The output format: doc (default) or min.

Use doc to print the progress of the chef-client run using full strings that display a summary of updates as they occur.

Use min to print the progress of the chef-client run using single characters. A summary of updates is printed at the end of the chef-client run. A dot (.) is printed for events that do not have meaningful status information, such as loading a file or synchronizing a cookbook. For resources, a dot (.) is printed when the resource is up to date, an S is printed when the resource is skipped by not_if or only_if, and a U is printed when the resource is updated.

Other formatting options are available when those formatters are configured in the client.rb file using the add_formatter option.

--force-formatter
Use to show formatter output instead of logger output.
--force-logger
Use to show logger output instead of formatter output.
-g GROUP, --group GROUP
The name of the group that owns a process. This is required when starting any executable as a daemon.
-h, --help
Shows help for the command.
-i SECONDS, --interval SECONDS
The frequency (in seconds) at which the chef-client runs.
-j PATH, --json-attributes PATH
The path to a file that contains JSON data. Use this option to override normal attributes set elsewhere.
-l LEVEL, --log_level LEVEL
The level of logging that will be stored in a log file.
-L LOGLOCATION, --logfile c
The location in which log file output files will be saved. If this location is set to something other than STDOUT, standard output logging will still be performed (otherwise there would be no output other than to a file). This is recommended when starting any executable as a daemon.
--[no-]color
Use to view colored output. Default setting: --color.
-N NODE_NAME, --node-name NODE_NAME
The name of the node.
-o RUN_LIST_ITEM, --override-runlist RUN_LIST_ITEM
Replace the current run list with the specified items.
-r RECIPE_URL, --recipe-url RECIPE_URL
The URL location from which a remote cookbook tar.gz will be downloaded.
-s SECONDS, --splay SECONDS
A number (in seconds) to add to the interval that is used to determine the frequency of chef-client runs.
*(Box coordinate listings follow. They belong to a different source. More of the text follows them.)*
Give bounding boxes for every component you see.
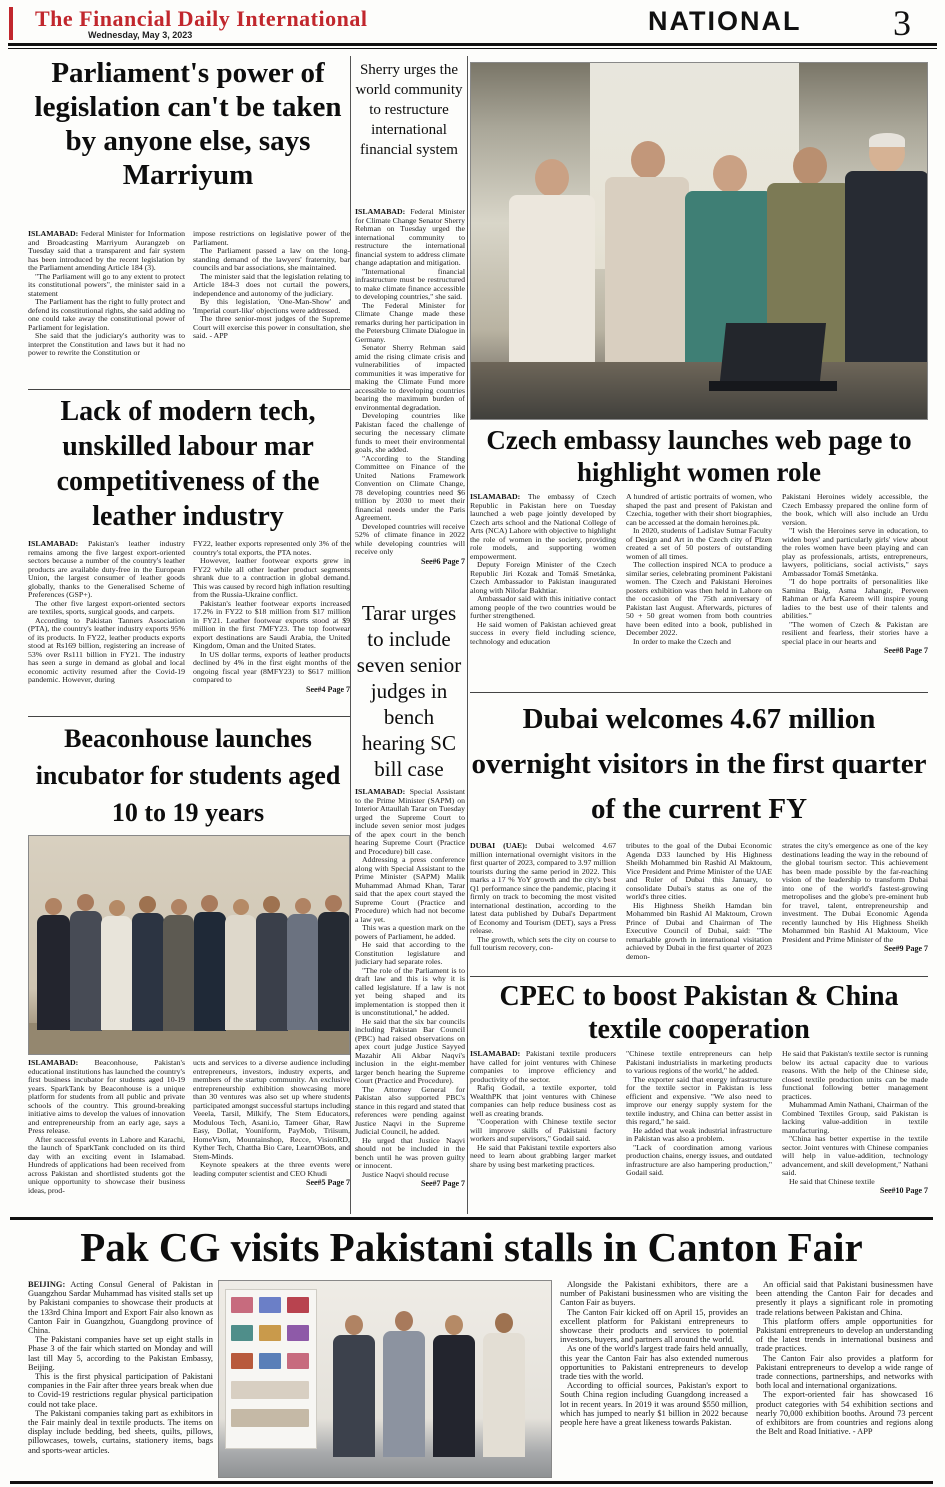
- product-box: [259, 1325, 281, 1341]
- sherry-jumpline: See#6 Page 7: [421, 556, 465, 566]
- person-head: [45, 898, 62, 915]
- paragraph: impose restrictions on legislative power of the Parliament.: [193, 230, 350, 247]
- paragraph: The Canton Fair also provides a platform for Pakistani entrepreneurs to develop a wide range of trade connections, partnerships, and networks with both local and international organizations.: [756, 1353, 933, 1391]
- person-head: [109, 900, 125, 916]
- paragraph-list: [470, 561, 616, 646]
- person-figure: [163, 915, 194, 1031]
- paragraph-list: [28, 273, 185, 358]
- person-figure: [509, 195, 595, 375]
- dateline: ISLAMABAD:: [28, 1059, 79, 1067]
- paragraph: ISLAMABAD: Pakistani textile producers have called for joint ventures with Chinese companies to improve efficiency and productivity of the sector.: [470, 1050, 617, 1084]
- paragraph-list: [626, 493, 772, 646]
- masthead-title: The Financial Daily International: [35, 6, 368, 31]
- column-rule-left: [350, 56, 351, 1214]
- person-head: [713, 155, 747, 193]
- page-number: 3: [893, 3, 911, 43]
- section-label: NATIONAL: [648, 6, 802, 36]
- paragraph: ISLAMABAD: Pakistan's leather industry remains among the five largest export-oriented sectors because a number of the country's leather products are available duty-free in the European Union, the largest consumer of leather goods globally, thanks to the Generalised Scheme of Preferences (GSP+).: [28, 540, 186, 599]
- paragraph-list: [782, 1050, 928, 1186]
- paragraph: In order to make the Czech and: [633, 636, 731, 646]
- beaconhouse-jumpline: See#5 Page 7: [306, 1178, 350, 1187]
- paragraph: In 2020, students of Ladislav Sutnar Faculty of Design and Art in the Czech city of Plzen created a set of 50 posters of outstanding women of all times.: [626, 526, 772, 561]
- laptop-base: [709, 381, 837, 391]
- canton-col2: [560, 1280, 748, 1478]
- person-head: [793, 147, 827, 185]
- paragraph: Muhammad Amin Nathani, Chairman of the Combined Textiles Group, said Pakistan is lacking value-addition in textile manufacturing.: [782, 1100, 928, 1135]
- product-box: [231, 1353, 253, 1369]
- paragraph: ISLAMABAD: Special Assistant to the Prime Minister (SAPM) on Interior Attaullah Tarar on Tuesday urged the Supreme Court to include seven senior most judges of the apex court in the bench hearing Supreme Court (Practice and Procedure) bill case.: [355, 788, 465, 856]
- paragraph: Senator Sherry Rehman said amid the rising climate crisis and vulnerabilities of impacted communities it was imperative for making the Climate Fund more accessible to developing countries bearing the maximum burden of environmental degradation.: [355, 343, 465, 412]
- photo-table: [471, 362, 927, 419]
- paragraph: "Cooperation with Chinese textile sector will improve skills of Pakistani factory workers and supervisors," Godail said.: [470, 1117, 616, 1143]
- person-hair: [869, 133, 905, 147]
- person-figure: [132, 913, 164, 1031]
- paragraph: Alongside the Pakistani exhibitors, there are a number of Pakistani businessmen who are visiting the Canton Fair as buyers.: [560, 1280, 748, 1308]
- paragraph: Developed countries will receive 52% of climate finance in 2022 while developing countries will receive only: [355, 521, 465, 556]
- paragraph: She said that the judiciary's authority was to interpret the Constitution and laws but it had no power to rewrite the Constitution or: [28, 331, 185, 357]
- paragraph: "The role of the Parliament is to draft law and this is why it is called legislature. If a law is not yet being shaped and its implementation is stopped then it is unconstitutional," he added.: [355, 965, 465, 1017]
- product-box: [287, 1325, 309, 1341]
- leather-jumpline: See#4 Page 7: [306, 684, 350, 694]
- paragraph: He said that according to the Constitution legislature and judiciary had separate roles.: [355, 940, 465, 966]
- paragraph: "I do hope portraits of personalities like Samina Baig, Asma Jahangir, Perween Rahman or Arfa Kareem will inspire young ladies to the best use of their talents and abilities.": [782, 577, 928, 620]
- paragraph: However, leather footwear exports grew in FY22 while all other leather product segments shrank due to a contraction in global demand. This was caused by record high inflation resulting from the Russia-Ukraine conflict.: [193, 556, 350, 599]
- column-rule-right: [467, 56, 468, 1214]
- tarar-headline: Tarar urges to include seven senior judges in bench hearing SC bill case: [356, 601, 462, 781]
- person-figure: [225, 915, 256, 1030]
- person-figure: [287, 914, 318, 1030]
- divider-thick: [10, 1217, 933, 1220]
- product-box: [287, 1353, 309, 1369]
- paragraph-list: [28, 600, 185, 685]
- person-figure: [333, 1335, 375, 1457]
- paragraph: Deputy Foreign Minister of the Czech Republic Jiri Kozak and Tomáš Smetánka, Czech Ambassador to Pakistan inaugurated along with Nilofar Bakhtiar.: [470, 560, 616, 595]
- paragraph: He added that weak industrial infrastructure in Pakistan was also a problem.: [626, 1125, 772, 1143]
- paragraph-list: [193, 230, 350, 341]
- paragraph: The growth, which sets the city on course to full tourism recovery, con-: [470, 934, 616, 952]
- person-figure: [37, 915, 70, 1030]
- leather-headline: Lack of modern tech, unskilled labour mar competitiveness of the leather industry: [56, 396, 320, 532]
- product-box: [231, 1409, 309, 1427]
- person-head: [295, 898, 311, 914]
- czech-col2: [626, 493, 772, 656]
- dubai-body: [470, 842, 928, 974]
- person-figure: [318, 912, 350, 1031]
- header-rule: [8, 43, 937, 49]
- paragraph: BEIJING: Acting Consul General of Pakistan in Guangzhou Sardar Muhammad has visited stalls set up by Pakistani companies to showcase their products at the 133rd China Import and Export Fair also known as Canton Fair in Guangzhou, Guangdong province of China.: [28, 1280, 213, 1336]
- czech-jumpline: See#8 Page 7: [884, 646, 928, 655]
- paragraph: He said that Chinese textile: [789, 1176, 875, 1186]
- paragraph-list: [470, 936, 616, 953]
- dateline: DUBAI (UAE):: [470, 842, 528, 850]
- dubai-col1: [470, 842, 616, 961]
- paragraph: The Federal Minister for Climate Change made these remarks during her participation in the Petersburg Climate Dialogue in Germany.: [355, 300, 465, 344]
- person-head: [631, 141, 665, 179]
- paragraph: The Attorney General for Pakistan also supported PBC's stance in this regard and stated that references were pending against Justice Naqvi in the Supreme Judicial Council, he added.: [355, 1084, 465, 1136]
- paragraph: This platform offers ample opportunities for Pakistani entrepreneurs to develop an understanding of the latest trends in international business and trade practices.: [756, 1316, 933, 1354]
- paragraph: This was a question mark on the powers of Parliament, he added.: [355, 923, 465, 941]
- paragraph: "China has better expertise in the textile sector. Joint ventures with Chinese companies will help in value-addition, technology advancement, and skill development," Nathani said.: [782, 1134, 928, 1177]
- paragraph: He said that Pakistani textile exporters also need to learn about grabbing larger market share by using best marketing practices.: [470, 1142, 616, 1169]
- dateline: ISLAMABAD:: [470, 1050, 521, 1058]
- masthead-red-mark: [9, 7, 13, 40]
- dubai-col3: [782, 842, 928, 961]
- product-box: [259, 1353, 281, 1369]
- paragraph: "Lack of coordination among various production chains, energy issues, and outdated infrastructure are also hampering production," Godail said.: [626, 1142, 772, 1177]
- paragraph: The other five largest export-oriented sectors are textiles, sports, surgical goods, and carpets.: [28, 598, 185, 616]
- paragraph: "International financial infrastructure must be restructured to make climate finance accessible to developing countries," she said.: [355, 266, 465, 301]
- paragraph: "I wish the Heroines serve in education, to widen boys' and particularly girls' view about the roles women have been playing and can play as professionals, artists, entrepreneurs, lawyers, politicians, social activists," says Ambassador Tomáš Smetánka.: [782, 526, 928, 578]
- beaconhouse-col2: [193, 1059, 350, 1195]
- dateline: ISLAMABAD:: [28, 540, 79, 548]
- paragraph: DUBAI (UAE): Dubai welcomed 4.67 million international overnight visitors in the first quarter of 2023, compared to 3.97 million tourists during the same period in 2022. This marks a 17 % YoY growth and the city's best Q1 performance since the pandemic, placing it firmly on track to becoming the most visited international destination, according to the latest data published by Dubai's Department of Economy and Tourism (DET), says a Press release.: [470, 842, 617, 935]
- product-box: [231, 1297, 253, 1313]
- sherry-headline: Sherry urges the world community to restructure international financial system: [355, 62, 463, 158]
- person-head: [495, 1313, 513, 1333]
- dateline: ISLAMABAD:: [28, 230, 79, 238]
- paragraph: This is the first physical participation of Pakistani companies in the Fair after three years break when due to Covid-19 restrictions regular physical participation could not take place.: [28, 1372, 213, 1409]
- paragraph: The Canton Fair kicked off on April 15, provides an excellent platform for Pakistani entrepreneurs to showcase their products and services to potential investors, buyers, and partners all around the world.: [560, 1307, 748, 1345]
- paragraph-list: [28, 1335, 213, 1455]
- paragraph-list: [560, 1280, 748, 1427]
- paragraph: Ambassador said with this initiative contact among people of the two countries would be further strengthened.: [470, 594, 616, 620]
- paragraph: ISLAMABAD: Federal Minister for Information and Broadcasting Marriyum Aurangzeb on Tuesday said that a transparent and fair system has been introduced by the recent legislation by the Parliament amending Article 184 (3).: [28, 230, 185, 272]
- paragraph: strates the city's emergence as one of the key destinations leading the way in the rebound of the global tourism sector. This achievement has been made possible by the far-reaching vision of the leadership to transform Dubai into one of the world's fastest-growing metropolises and the globe's pre-eminent hub for travel, talent, entrepreneurship and investment. The Dubai Economic Agenda recently launched by His Highness Sheikh Mohammed bin Rashid Al Maktoum, Vice President and Prime Minister of the: [782, 842, 928, 944]
- paragraph: His Highness Sheikh Hamdan bin Mohammed bin Rashid Al Maktoum, Crown Prince of Dubai and Chairman of The Executive Council of Dubai, said: "The remarkable growth in international visitation achieved by Dubai in the first quarter of 2023 demon-: [626, 900, 772, 961]
- czech-photo: [470, 62, 928, 420]
- page-bottom-rule: [10, 1481, 933, 1484]
- paragraph: Rafiq Godail, a textile exporter, told WealthPK that joint ventures with Chinese companies can help reduce business cost as well as creating brands.: [470, 1083, 616, 1118]
- czech-headline: Czech embassy launches web page to highlight women role: [486, 425, 912, 487]
- paragraph: FY22, leather exports represented only 3% of the country's total exports, the PTA notes.: [193, 540, 350, 557]
- paragraph: The Parliament has the right to fully protect and defend its constitutional rights, she said adding no one could take away the constitutional power of Parliament for legislation.: [28, 297, 185, 332]
- person-head: [345, 1315, 363, 1335]
- paragraph: He said that the six bar councils including Pakistan Bar Council (PBC) had raised observations on apex court judge Justice Sayyed Mazahir Ali Akbar Naqvi's inclusion in the eight-member larger bench hearing the Supreme Court (Practice and Procedure).: [355, 1016, 465, 1085]
- paragraph: The three senior-most judges of the Supreme Court will exercise this power in consultation, she said. - APP: [193, 314, 350, 340]
- dateline: BEIJING:: [28, 1280, 66, 1289]
- cpec-col1: [470, 1050, 616, 1196]
- leather-body: [28, 540, 350, 712]
- paragraph: The Parliament passed a law on the long-standing demand of the lawyers' fraternity, bar councils and bar associations, she maintained.: [193, 246, 350, 272]
- person-head: [139, 896, 156, 913]
- dateline: ISLAMABAD:: [355, 788, 406, 796]
- paragraph: An official said that Pakistani businessmen have been attending the Canton Fair for decades and presently it plays a significant role in promoting trade relations between Pakistan and China.: [756, 1280, 933, 1317]
- paragraph: The Pakistani companies taking part as exhibitors in the Fair mainly deal in textile products. The items on display include bedding, bed sheets, quilts, pillows, pillowcases, towels, curtains, stationery items, bags and sports-wear articles.: [28, 1408, 213, 1455]
- canton-headline: Pak CG visits Pakistani stalls in Canton Fair: [80, 1224, 863, 1270]
- canton-col3: [756, 1280, 933, 1478]
- paragraph: Developing countries like Pakistan faced the challenge of securing the necessary climate funds to meet their environmental goals, she added.: [355, 411, 465, 454]
- paragraph: ISLAMABAD: Beaconhouse, Pakistan's educational institutions has launched the country's first business incubator for students aged 10-19 years. SparkTank by Beaconhouse is a unique platform for students from all public and private schools of the country. This ground-breaking initiative aims to develop the values of innovation and entrepreneurship from an early age, says a Press release.: [28, 1059, 185, 1135]
- tarar-body: [355, 788, 465, 1216]
- sherry-body: [355, 208, 465, 586]
- person-figure: [101, 916, 132, 1030]
- paragraph: Pakistani Heroines widely accessible, the Czech Embassy prepared the online form of the book, which will also include an Urdu version.: [782, 493, 928, 527]
- paragraph-list: [626, 1050, 772, 1178]
- paragraph-list: [782, 493, 928, 646]
- dubai-col2: [626, 842, 772, 961]
- paragraph: The export-oriented fair has showcased 16 product categories with 54 exhibition sections and nearly 70,000 exhibition booths. Around 73 percent of exhibitors are from countries and regions along the Belt and Road Initiative. - APP: [756, 1390, 933, 1437]
- paragraph: The Pakistani companies have set up eight stalls in Phase 3 of the fair which started on Monday and will last till May 5, according to the Pakistan Embassy, Beijing.: [28, 1335, 213, 1372]
- paragraph: "According to the Standing Committee on Finance of the United Nations Framework Convention on Climate Change, 78 developing countries need $6 trillion by 2030 to meet their financial needs under the Paris Agreement.: [355, 453, 465, 522]
- paragraph: He said that Pakistan's textile sector is running below its actual capacity due to various reasons. With the help of the Chinese side, closed textile production units can be made functional following better management practices.: [782, 1050, 928, 1101]
- beaconhouse-photo: [28, 835, 350, 1055]
- paragraph: "Chinese textile entrepreneurs can help Pakistani industrialists in marketing products to various regions of the world," he added.: [626, 1050, 772, 1075]
- czech-col3: [782, 493, 928, 656]
- paragraph-list: [756, 1280, 933, 1436]
- tarar-jumpline: See#7 Page 7: [421, 1179, 465, 1188]
- paragraph: ISLAMABAD: The embassy of Czech Republic in Pakistan here on Tuesday launched a web page jointly developed by Czech arts school and the National College of Arts (NCA) Lahore with objective to highlight the role of women in the society, providing role models, and supporting women empowerment.: [470, 493, 616, 561]
- beaconhouse-headline: Beaconhouse launches incubator for students aged 10 to 19 years: [35, 724, 341, 827]
- paragraph-list: [355, 268, 465, 557]
- person-head: [263, 896, 280, 913]
- paragraph: After successful events in Lahore and Karachi, the launch of SparkTank concluded on its third day with an exciting event in Islamabad. Hundreds of applications had been received from across Pakistan and shortlisted students got the unique opportunity to showcase their business ideas, prod-: [28, 1134, 185, 1195]
- parliament-headline: Parliament's power of legislation can't be taken by anyone else, says Marriyum: [34, 57, 342, 191]
- person-head: [535, 159, 569, 197]
- person-figure: [483, 1333, 525, 1457]
- paragraph: Pakistan's leather footwear exports increased 17.2% in FY22 to $18 million from $17 million in FY21. Leather footwear exports stood at $9 million in the first 7MFY23. The top footwear export destinations are Saudi Arabia, the United Kingdom, Oman and the United States.: [193, 598, 350, 650]
- paragraph: In US dollar terms, exports of leather products declined by 4% in the first eight months of the ongoing fiscal year (8MFY23) to $617 million compared to: [193, 649, 350, 684]
- laptop-screen: [720, 323, 826, 381]
- dubai-jumpline: See#9 Page 7: [884, 944, 928, 953]
- dateline: ISLAMABAD:: [470, 493, 521, 501]
- czech-body: [470, 493, 928, 689]
- person-head: [395, 1311, 413, 1331]
- product-box: [231, 1381, 309, 1399]
- divider: [28, 716, 350, 717]
- paragraph-list: [355, 856, 465, 1179]
- person-head: [233, 899, 249, 915]
- paragraph: According to Pakistan Tanners Association (PTA), the country's leather industry exports 95% of its products. In FY22, leather products exports stood at Rs169 billion, registering an increase of 53% over Rs111 billion in FY21. The industry has seen a surge in demand as global and local economic activity resumed after the Covid-19 pandemic. However, during: [28, 615, 185, 684]
- paragraph: The exporter said that energy infrastructure for the textile sector in Pakistan is less efficient and expensive. "We also need to improve our energy supply system for the textile industry, and China can better assist in this regard," he said.: [626, 1074, 772, 1126]
- cpec-headline: CPEC to boost Pakistan & China textile cooperation: [499, 981, 899, 1045]
- paragraph: Addressing a press conference along with Special Assistant to the Prime Minister (SAPM) Malik Muhammad Ahmad Khan, Tarar said that the apex court stayed the Supreme Court (Practice and Procedure) which had not become a law yet.: [355, 855, 465, 924]
- beaconhouse-col1: [28, 1059, 185, 1195]
- product-box: [287, 1297, 309, 1313]
- paragraph: He said women of Pakistan achieved great success in every field including science, technology and education: [470, 619, 616, 646]
- paragraph-list: [193, 1059, 350, 1178]
- person-figure: [845, 171, 928, 381]
- divider: [470, 692, 928, 693]
- person-figure: [256, 913, 288, 1031]
- paragraph: ISLAMABAD: Federal Minister for Climate Change Senator Sherry Rehman on Tuesday urged the international community to restructure the international financial system to address climate change adaptation and mitigation.: [355, 208, 465, 267]
- czech-col1: [470, 493, 616, 656]
- person-figure: [70, 911, 102, 1031]
- paragraph: According to official sources, Pakistan's export to South China region including Guangdong increased a lot in recent years. In 2019 it was around $550 million, which has jumped to nearly $1 billion in 2022 because people here have a great likeness towards Pakistan.: [560, 1381, 748, 1428]
- canton-photo: [218, 1280, 552, 1478]
- paragraph: tributes to the goal of the Dubai Economic Agenda D33 launched by His Highness Sheikh Mohammed bin Rashid Al Maktoum, Vice President and Prime Minister of the UAE and Ruler of Dubai this January, to consolidate Dubai's status as one of the world's three cities.: [626, 842, 772, 901]
- paragraph: Keynote speakers at the three events were leading computer scientist and CEO Khudi: [193, 1160, 350, 1178]
- person-figure: [433, 1335, 475, 1457]
- cpec-col3: [782, 1050, 928, 1196]
- paragraph: ucts and services to a diverse audience including entrepreneurs, investors, industry experts, and members of the startup community. An exclusive entrepreneurship exhibition showcasing more than 30 ventures was also set up where students participated amongst successful startups including Veeela, Tarsil, Milkify, The Stem Educators, Modulous Tech, Asani.io, Tameer Ghar, Raw Easy, Dollat, Youniform, PayMob, Triisum, HomeVism, Mountainshop, Recce, VisionRD, Kyther Tech, Chattha Bio Care, LearnOBots, and Stem-Minds.: [193, 1059, 350, 1161]
- dateline: ISLAMABAD:: [355, 208, 406, 216]
- paragraph-list: [470, 1084, 616, 1169]
- person-head: [171, 899, 187, 915]
- person-head: [325, 895, 342, 912]
- cpec-body: [470, 1050, 928, 1214]
- parliament-col1: [28, 230, 185, 358]
- divider: [470, 976, 928, 977]
- paragraph: The collection inspired NCA to produce a similar series, celebrating prominent Pakistani women. The Czech and Pakistani Heroines posters exhibition was then held in Lahore on the occasion of the 75th anniversary of Pakistan last August. Afterwards, pictures of 50 + 50 great women from both countries have been edited into a book, published in December 2022.: [626, 560, 772, 637]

This number can help prevent server load when there are many clients running at the same time.
-u USER, --user USER
The user that owns a process. This is required when starting any executable as a daemon.
-v, --version
The version of the chef-client.
-W, --why-run
Use to run the executable in why-run mode, which is a type of chef-client run that does everything except modify the system. Use why-run mode to understand why the chef-client makes the decisions that it makes and to learn more about the current and proposed state of the system.

Examples

Run chef-solo using solo.rb settings

$ chef-solo -c ~/chef/solo.rb

Use a URL

$ chef-solo -c ~/solo.rb -j ~/node.json -r http://www.example.com/chef-solo.tar.gz

The tar.gz archived into the file_cache_path, and then extracted to cookbooks_path.

Use a directory

$ chef-solo -c ~/solo.rb -j ~/node.json

chef-solo will look in the solo.rb file to determine the directory in which cookbooks are located.